If the author, instead of receiving a percentage, takes half profits, he is even more at the mercy of the publisher. In the very outset the wildest theories prevail as to what constitute profits, and though the author may make heroic struggles to be exhaustively mathematical, the probabilities are that the only draught made upon his science will be the very simple effort of dividing by two whatever sum the publisher has chosen to figure up. The plan adopted by actors and actresses, to take half the gross receipts, is far more simple and sensible.

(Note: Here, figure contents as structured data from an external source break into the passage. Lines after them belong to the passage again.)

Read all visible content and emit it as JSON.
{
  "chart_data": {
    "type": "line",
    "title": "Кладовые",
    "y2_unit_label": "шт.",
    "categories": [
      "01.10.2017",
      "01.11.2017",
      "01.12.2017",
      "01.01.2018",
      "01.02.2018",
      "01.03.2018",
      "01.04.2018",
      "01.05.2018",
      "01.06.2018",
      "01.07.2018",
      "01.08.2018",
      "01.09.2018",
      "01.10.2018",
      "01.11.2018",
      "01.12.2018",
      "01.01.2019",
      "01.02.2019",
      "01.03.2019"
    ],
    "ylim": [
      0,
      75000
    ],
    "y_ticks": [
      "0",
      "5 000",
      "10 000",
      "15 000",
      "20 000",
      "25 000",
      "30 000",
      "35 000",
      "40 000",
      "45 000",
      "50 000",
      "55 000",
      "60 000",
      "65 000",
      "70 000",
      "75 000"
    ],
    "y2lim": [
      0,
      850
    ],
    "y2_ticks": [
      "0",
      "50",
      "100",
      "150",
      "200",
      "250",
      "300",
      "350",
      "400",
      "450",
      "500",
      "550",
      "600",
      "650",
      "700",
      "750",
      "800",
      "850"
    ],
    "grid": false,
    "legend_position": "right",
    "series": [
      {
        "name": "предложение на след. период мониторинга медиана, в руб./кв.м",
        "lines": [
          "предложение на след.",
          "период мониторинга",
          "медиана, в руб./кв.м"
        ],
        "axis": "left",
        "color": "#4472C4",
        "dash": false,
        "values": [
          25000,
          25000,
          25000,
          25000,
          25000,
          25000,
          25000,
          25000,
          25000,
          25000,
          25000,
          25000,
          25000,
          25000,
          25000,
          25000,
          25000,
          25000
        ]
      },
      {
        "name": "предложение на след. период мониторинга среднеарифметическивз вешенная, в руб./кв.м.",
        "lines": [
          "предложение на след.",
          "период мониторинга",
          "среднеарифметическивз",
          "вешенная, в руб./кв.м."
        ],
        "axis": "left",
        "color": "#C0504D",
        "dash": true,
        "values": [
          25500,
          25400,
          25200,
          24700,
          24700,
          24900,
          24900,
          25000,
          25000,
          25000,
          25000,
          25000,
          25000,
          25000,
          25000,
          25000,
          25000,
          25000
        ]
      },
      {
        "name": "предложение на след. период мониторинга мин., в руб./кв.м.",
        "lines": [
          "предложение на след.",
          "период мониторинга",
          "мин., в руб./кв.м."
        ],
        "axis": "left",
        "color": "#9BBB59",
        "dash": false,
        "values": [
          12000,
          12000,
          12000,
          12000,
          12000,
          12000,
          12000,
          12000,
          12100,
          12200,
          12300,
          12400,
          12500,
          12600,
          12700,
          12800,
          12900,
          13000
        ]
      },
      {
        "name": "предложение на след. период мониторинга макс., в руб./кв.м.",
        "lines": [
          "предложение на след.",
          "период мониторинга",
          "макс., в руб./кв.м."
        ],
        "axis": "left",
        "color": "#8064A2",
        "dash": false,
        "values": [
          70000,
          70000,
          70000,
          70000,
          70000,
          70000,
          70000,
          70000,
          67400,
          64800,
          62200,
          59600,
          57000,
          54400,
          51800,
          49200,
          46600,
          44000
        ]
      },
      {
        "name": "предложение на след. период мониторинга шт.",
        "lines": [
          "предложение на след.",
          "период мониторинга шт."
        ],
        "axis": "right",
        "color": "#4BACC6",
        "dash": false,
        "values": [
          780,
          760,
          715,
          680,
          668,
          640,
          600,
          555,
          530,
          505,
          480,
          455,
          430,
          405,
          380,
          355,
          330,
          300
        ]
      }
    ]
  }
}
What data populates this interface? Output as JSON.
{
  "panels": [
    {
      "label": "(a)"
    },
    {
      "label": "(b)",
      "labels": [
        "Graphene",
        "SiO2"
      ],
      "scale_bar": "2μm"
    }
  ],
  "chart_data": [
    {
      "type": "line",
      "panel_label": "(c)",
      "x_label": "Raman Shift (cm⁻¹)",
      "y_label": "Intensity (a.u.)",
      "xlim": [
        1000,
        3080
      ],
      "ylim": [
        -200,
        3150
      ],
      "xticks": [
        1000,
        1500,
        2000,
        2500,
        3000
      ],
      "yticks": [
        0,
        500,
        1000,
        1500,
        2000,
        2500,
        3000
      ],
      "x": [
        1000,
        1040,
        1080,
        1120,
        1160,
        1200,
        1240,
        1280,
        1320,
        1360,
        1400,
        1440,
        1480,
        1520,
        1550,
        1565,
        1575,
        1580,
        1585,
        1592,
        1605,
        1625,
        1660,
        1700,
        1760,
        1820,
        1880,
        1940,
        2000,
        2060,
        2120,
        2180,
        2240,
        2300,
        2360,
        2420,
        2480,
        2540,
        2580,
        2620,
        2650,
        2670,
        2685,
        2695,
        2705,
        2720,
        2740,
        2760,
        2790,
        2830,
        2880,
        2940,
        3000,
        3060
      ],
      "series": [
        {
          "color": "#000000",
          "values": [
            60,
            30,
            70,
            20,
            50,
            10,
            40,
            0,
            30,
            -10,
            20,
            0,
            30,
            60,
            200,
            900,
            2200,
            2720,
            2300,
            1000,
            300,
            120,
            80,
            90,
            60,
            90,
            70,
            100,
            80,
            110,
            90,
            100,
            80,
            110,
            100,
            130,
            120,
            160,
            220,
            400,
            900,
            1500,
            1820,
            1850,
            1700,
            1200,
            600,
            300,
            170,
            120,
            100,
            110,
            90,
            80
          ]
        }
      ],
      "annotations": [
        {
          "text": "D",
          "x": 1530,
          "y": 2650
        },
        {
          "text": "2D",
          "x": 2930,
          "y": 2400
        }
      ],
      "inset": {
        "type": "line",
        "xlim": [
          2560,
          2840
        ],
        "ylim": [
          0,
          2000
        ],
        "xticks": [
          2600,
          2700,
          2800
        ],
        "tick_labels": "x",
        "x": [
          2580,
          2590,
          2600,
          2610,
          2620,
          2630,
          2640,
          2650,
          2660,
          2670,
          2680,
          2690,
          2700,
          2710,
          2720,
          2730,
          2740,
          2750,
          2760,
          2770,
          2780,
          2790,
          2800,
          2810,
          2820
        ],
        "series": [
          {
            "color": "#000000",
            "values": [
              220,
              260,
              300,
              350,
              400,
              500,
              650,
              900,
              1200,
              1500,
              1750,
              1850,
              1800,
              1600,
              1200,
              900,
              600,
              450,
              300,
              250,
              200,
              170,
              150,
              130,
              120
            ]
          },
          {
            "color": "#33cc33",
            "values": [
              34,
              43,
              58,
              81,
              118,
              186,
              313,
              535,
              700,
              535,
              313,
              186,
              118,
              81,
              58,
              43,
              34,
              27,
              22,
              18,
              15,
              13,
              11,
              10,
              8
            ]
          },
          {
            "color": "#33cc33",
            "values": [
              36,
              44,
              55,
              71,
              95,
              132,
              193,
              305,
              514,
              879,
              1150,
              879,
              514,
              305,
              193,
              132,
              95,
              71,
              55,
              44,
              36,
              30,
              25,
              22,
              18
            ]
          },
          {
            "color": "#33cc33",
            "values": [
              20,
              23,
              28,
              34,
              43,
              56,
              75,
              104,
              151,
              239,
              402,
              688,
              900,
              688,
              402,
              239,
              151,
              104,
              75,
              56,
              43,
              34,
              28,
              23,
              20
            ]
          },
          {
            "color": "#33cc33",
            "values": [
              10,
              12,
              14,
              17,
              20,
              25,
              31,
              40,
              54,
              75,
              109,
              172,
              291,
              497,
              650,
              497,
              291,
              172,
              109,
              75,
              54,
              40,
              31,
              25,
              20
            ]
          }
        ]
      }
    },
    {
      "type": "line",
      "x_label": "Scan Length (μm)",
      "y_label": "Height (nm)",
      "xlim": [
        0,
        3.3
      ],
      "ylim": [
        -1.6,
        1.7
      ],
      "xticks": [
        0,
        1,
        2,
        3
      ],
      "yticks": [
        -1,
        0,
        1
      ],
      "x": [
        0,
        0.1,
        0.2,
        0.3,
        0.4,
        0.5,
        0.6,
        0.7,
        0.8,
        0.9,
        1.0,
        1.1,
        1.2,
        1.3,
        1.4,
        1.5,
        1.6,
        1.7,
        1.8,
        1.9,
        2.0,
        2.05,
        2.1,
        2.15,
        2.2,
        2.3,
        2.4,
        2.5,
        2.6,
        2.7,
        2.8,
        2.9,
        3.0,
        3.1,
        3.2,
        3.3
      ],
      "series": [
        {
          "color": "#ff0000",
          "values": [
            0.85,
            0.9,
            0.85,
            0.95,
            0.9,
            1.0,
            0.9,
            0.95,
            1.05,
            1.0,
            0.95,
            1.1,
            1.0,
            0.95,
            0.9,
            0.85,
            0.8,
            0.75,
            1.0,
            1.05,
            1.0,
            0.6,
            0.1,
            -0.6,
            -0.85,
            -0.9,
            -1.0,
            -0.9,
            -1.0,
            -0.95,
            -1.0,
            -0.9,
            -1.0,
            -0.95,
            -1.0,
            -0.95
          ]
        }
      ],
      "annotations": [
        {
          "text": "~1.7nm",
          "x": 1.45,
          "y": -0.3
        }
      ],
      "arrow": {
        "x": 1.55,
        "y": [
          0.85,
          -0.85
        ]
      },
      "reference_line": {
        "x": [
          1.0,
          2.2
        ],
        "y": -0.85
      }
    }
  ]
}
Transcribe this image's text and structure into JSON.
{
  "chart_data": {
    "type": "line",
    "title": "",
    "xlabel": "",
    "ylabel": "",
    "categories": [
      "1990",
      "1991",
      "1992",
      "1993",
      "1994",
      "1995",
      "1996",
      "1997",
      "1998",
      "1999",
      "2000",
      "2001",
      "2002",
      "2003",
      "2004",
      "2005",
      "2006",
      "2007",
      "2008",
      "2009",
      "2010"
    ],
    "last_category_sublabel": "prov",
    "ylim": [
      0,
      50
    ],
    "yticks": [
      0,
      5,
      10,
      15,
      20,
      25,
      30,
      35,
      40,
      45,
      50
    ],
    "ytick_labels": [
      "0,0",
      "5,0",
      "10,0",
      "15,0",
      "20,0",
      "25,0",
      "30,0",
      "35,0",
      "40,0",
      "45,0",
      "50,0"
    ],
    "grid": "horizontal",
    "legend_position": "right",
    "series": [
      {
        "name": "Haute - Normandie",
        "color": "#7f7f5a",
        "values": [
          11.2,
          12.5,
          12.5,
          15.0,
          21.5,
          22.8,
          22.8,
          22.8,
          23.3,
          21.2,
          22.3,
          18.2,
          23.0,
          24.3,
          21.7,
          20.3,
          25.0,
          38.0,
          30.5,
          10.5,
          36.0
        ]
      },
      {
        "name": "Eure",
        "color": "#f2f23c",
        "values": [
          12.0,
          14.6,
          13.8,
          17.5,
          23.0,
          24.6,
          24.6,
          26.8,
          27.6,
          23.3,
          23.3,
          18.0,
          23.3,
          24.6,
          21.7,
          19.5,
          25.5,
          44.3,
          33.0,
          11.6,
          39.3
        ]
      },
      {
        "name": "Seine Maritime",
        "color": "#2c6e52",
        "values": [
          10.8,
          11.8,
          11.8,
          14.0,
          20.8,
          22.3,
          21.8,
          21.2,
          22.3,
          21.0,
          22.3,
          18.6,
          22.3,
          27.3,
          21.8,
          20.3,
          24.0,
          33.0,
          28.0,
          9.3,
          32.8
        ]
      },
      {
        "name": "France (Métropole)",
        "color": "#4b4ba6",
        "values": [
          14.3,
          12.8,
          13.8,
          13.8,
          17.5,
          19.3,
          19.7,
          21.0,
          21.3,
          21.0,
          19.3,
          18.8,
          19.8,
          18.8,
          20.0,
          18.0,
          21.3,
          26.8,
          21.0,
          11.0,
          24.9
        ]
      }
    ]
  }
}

It is true that an author may take advantage of competition and seek a second market if the first prove unsatisfactory, but it is also certain that he cannot do this to any effective extent without serious injury to himself. All the skill, the vitality, the invention, the thought, which he brings to the disposition of his wares is so much taken from his producing power. He ought to be wholly free to do his best work. He ought to be able to concentrate himself on his writing. If he must turn aside to study the state of the market and superintend the details of sale and circulation, that necessity will surely tell in the deterioration of his works; and even at that cost he will not be so good a business manager as one who is to the manner born. It is a very pretty thing to be a poet-publisher—in the newspapers, but if the poet's imagination happens to get loose among the publisher's facts, it makes sad work, and it is not merry work when the publisher crops out in the poet's verses.